Basma Khalfaoui (بسمة خلفاوي; born 20 August 1970 in El Kef), is a Tunisian lawyer, political activist and long-time advocate for the women's movement who rose to national prominence following the assassination of her husband Chokri Belaid in 2013.

==Early life==
Basma Khalfaoui was one of six children born to a father who died when she was very young and an uneducated mother who raised the family alone with very modest means. After finishing school at the :fr:Lycée de la rue du Pacha in Tunis she studied law at university. Here she became an activist in the :fr:Union générale des étudiants de Tunisie and joined the Tunisian Association of Democratic Women in 1995. At university she met Chokri Belaid in 1999, with whom she went to Paris for postgraduate studies. The couple married in Paris in 2002 before returning to Tunisia and beginning their careers as lawyers. She practised civil and property law.

==Campaign for justice==
On 6 February 2013 her husband was assassinated by Salafist extremists in front of their home in Tunis. Khalfaoui broke with tradition by walking at the head of his funeral cortège, and was criticised for doing so by the Minister of Religious Affairs, Nouredine Khadmi. Identifying his killers, bringing them to justice, and exposing the alleged political cover-up which has protected them has been the main purpose of her work since that date.

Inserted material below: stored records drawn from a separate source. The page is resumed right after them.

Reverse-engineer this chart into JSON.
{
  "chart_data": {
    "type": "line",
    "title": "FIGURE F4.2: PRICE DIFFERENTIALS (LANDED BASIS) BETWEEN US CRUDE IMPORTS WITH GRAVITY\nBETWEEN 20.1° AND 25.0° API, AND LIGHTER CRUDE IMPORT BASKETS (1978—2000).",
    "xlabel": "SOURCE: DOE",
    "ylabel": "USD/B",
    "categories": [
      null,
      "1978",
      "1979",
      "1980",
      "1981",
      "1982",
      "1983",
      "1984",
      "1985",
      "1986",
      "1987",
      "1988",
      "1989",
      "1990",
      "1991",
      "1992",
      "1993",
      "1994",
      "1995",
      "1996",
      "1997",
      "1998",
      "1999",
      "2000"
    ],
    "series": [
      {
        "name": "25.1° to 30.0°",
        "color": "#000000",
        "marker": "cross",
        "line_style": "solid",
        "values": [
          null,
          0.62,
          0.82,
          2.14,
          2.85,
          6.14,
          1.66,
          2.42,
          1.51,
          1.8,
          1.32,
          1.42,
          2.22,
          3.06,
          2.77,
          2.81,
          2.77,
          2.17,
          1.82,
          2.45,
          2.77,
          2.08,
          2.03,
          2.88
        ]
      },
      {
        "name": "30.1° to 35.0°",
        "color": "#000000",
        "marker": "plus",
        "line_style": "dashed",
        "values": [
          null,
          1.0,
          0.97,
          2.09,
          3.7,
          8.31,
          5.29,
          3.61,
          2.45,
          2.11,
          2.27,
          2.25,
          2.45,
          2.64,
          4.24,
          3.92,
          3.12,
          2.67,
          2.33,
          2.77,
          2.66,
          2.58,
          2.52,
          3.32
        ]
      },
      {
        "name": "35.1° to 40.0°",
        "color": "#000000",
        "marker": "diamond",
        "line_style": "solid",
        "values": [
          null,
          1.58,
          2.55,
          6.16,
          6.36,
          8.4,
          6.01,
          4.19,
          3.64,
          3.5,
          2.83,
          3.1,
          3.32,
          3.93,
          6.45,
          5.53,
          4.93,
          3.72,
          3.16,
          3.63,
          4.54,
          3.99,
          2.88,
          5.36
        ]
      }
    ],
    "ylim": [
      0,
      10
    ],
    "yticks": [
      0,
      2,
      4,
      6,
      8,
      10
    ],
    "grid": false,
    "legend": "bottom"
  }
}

In 2017 Khalfaoui described her husband's murder as a ‘state crime’. In 2018 her office was broken into and documents relating to her husband's case were damaged. Later she publicly called for the dissolution of the Ennahda Party, which she accused of trafficking weapons into Tunisia.

==Politics==
She had long disclaimed any political ambition and had refused to stand in the 2014 Tunisian parliamentary election, despite having joined in 2012 the Watad Party where her late husband had been Secretary General. Nevertheless, on 21 April 2019 she announced her intention to stand in the forthcoming elections to the Tunisian Assembly. She was placed in the top-ranking position on the electoral list of the Social Democratic Union in the Tunis 1 constituency, where she ran against Rached Ghannouchi, head of the Ennahda Party, but was not elected.

==Family==
Basma Khalfaoui has two daughters by Chokri Belaid, named Nayrouz and Nada. Early in 2022 Khalfaoui announced that she had left Tunisia because of the verbal harassment and physical threats that she had been receiving.